Bad Taste is Peter Jackson's first completed feature. Essentially splatter-comedy from beginning to end, the story revolves round the catching and dispatching of a band of alien cannibals.
Being a job for real men, the team from AIDS (Alien Detection and Investigation Service), led by the hapless Derek (played by Jackson), do the deeds, with all weapons at their disposal: guns, knives, axes ... anything that'll do the trick.
Very low budget, very bad taste, loved by some, hated by others; it was a breakthrough film in many ways. Jackson delights in exploding sacred cows (or famously, sacred sheep) of decency and genre.
The movie (originally begun as a short) was funded out of his earnings as an apprentice photo-engraver at Wellington newspaper The Evening Post. It was shot primarily on weekends over the course of four years (to fit around mates' soccer matches) at an initial cost of around $25,000.
Peter not only produced and directed, he played two roles, shot most of it (on a 25-year old 16mm camera), built a lot of his own equipment, and devised the special effects. Masks in the film were baked in his mother's oven, and the weapons were made using aluminum tubing. Actors had to shake them to simulate the recoil (a flash and sound effect was added in post-production).
The filmmaking world in New Zealand was unprepared for the renegade and gory nature of the movie, but its essential humour and off-the-wall structure had enough charm to change most doubting thomases into certified fans.
The reassuring Country Calendar-esque bleat of a sheep minding its own business in a paddock a moment before it's blown to smithereens by a rocket is classic Jackson humour (it's a sequence that is now iconic in its own right).
As one of the team involved in it's completion, I can safely report that working on the film was great fun from start to finish. Jim Booth, who was CEO of the NZ Film Commission at the time, was responsible for making it happen, after Peter wrote him a number of witty letters seeking support. Jim eventually left the NZFC to become Peter's producer, and died of cancer in 1994, a tragic loss to his family and friends, and to the industry.
Shooting the rest of the film and the post-production cost more than the first three years of shooting, but these financial constraints were overcome because we were all convinced it was a winner.
Screenings at the Cannes marketplace returned the budget within a week. Horror fans immediately dubbed Jackson ‘The Sultan of Splatter', but there were still detractors in the wings. At the 1989 NZ Film and TV Awards The Navigator cleaned up and Bad Taste got nothing. As Costa Botes (who loses the lower half of his body in the movie) reflected, "The brain eating, green vomit exploding, eyeball popping of Bad Taste just didn't fit the preferred profile for 'New Zealand Cinema'."

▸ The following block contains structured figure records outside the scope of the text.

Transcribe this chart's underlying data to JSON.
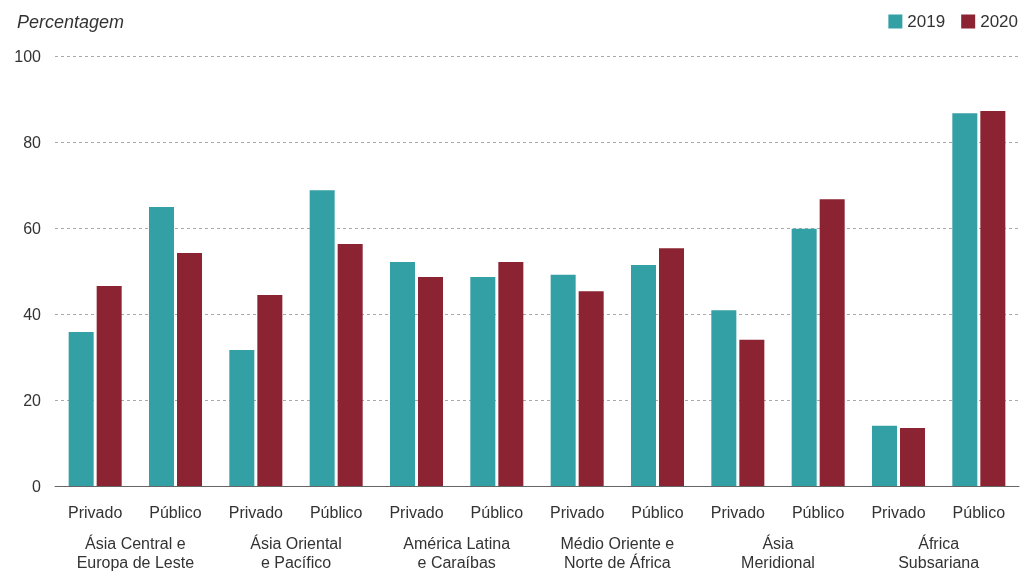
{
  "chart_data": {
    "type": "bar",
    "ylabel": "Percentagem",
    "categories": [
      "Privado",
      "Público",
      "Privado",
      "Público",
      "Privado",
      "Público",
      "Privado",
      "Público",
      "Privado",
      "Público",
      "Privado",
      "Público"
    ],
    "annotations": [
      "Ásia Central e\nEuropa de Leste",
      "Ásia Oriental\ne Pacífico",
      "América Latina\ne Caraíbas",
      "Médio Oriente e\nNorte de África",
      "Ásia\nMeridional",
      "África\nSubsariana"
    ],
    "series": [
      {
        "name": "2019",
        "color": "#33a0a5",
        "values": [
          35.8,
          64.9,
          31.6,
          68.8,
          52.1,
          48.6,
          49.1,
          51.4,
          40.9,
          59.8,
          14.0,
          86.7
        ]
      },
      {
        "name": "2020",
        "color": "#8b2332",
        "values": [
          46.5,
          54.2,
          44.4,
          56.3,
          48.6,
          52.1,
          45.3,
          55.3,
          34.0,
          66.7,
          13.5,
          87.2
        ]
      }
    ],
    "ylim": [
      0,
      100
    ],
    "yticks": [
      0,
      20,
      40,
      60,
      80,
      100
    ],
    "grid": "y",
    "legend": "top right"
  }
}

Next day on the radio, a TVNZ executive spoke out against the film, and in a TV interview a reporter asked ‘Do we need films like this?' For all of us involved in making Bad Taste the answer was definitely Yes!

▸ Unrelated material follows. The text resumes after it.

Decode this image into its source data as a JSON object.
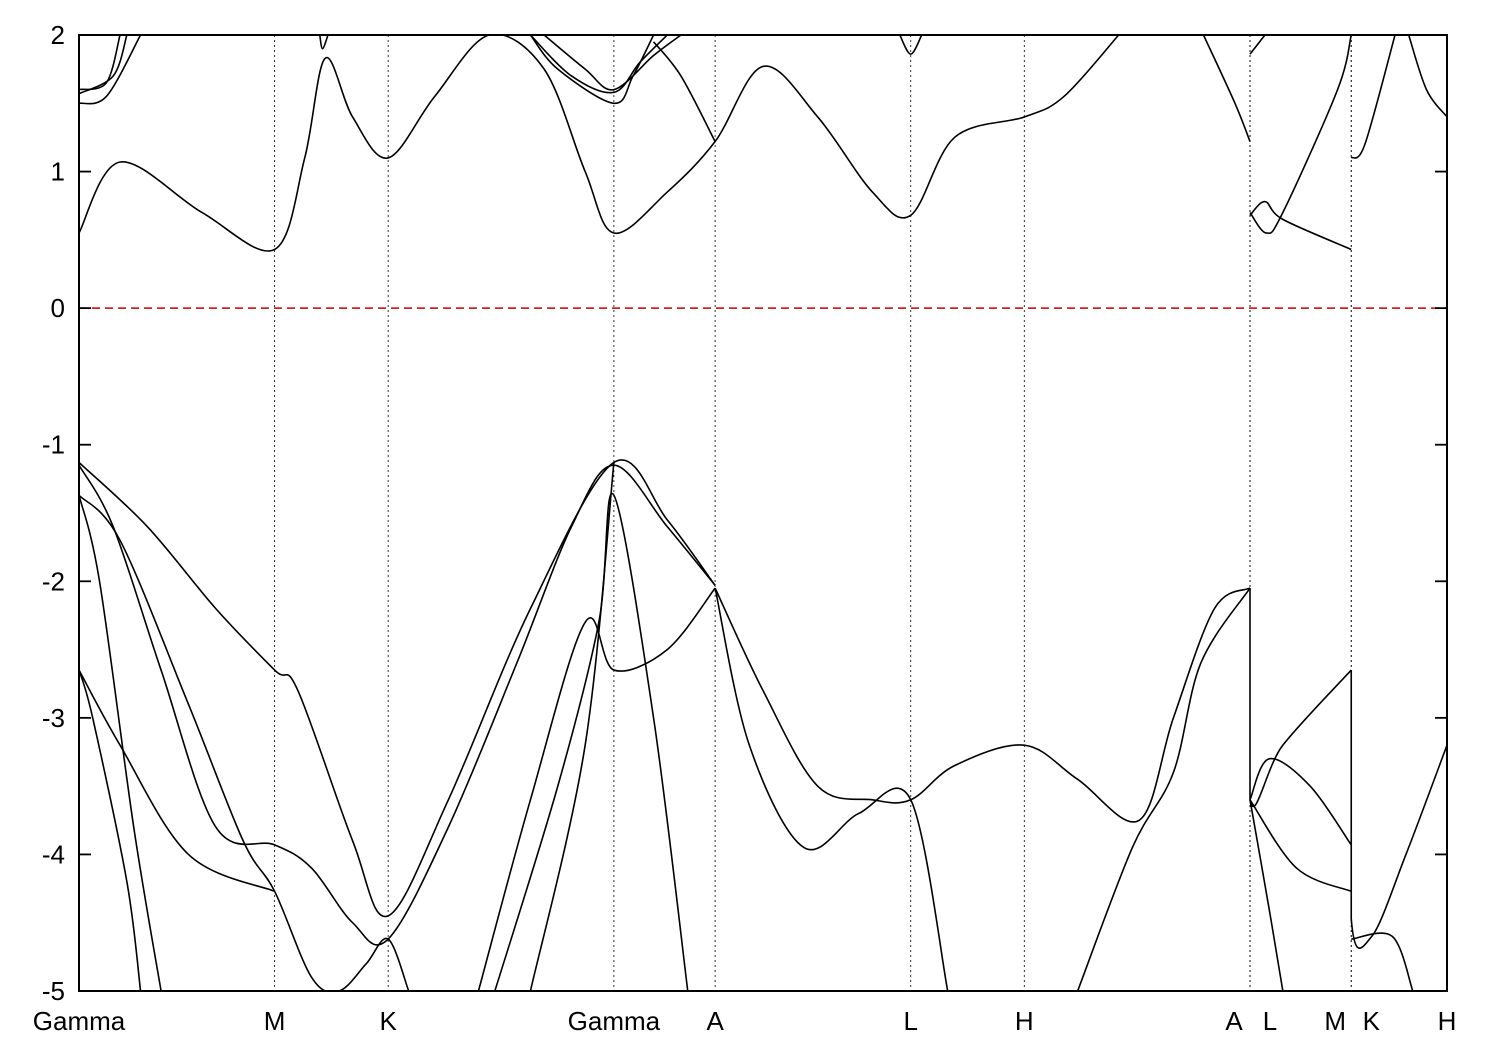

The film is now acknowledged as a DIY masterpiece. It went on to launch Peter's career and the genre of ‘splatstick' that he would make his own.
Criticism? The one-fingered salute on the promotional poster says it all.
- Television veteran Tony Hiles was asked to assess footage from Bad Taste before filming was completed. The NZ Film Commission then invited him to assist Peter Jackson in finishing the movie.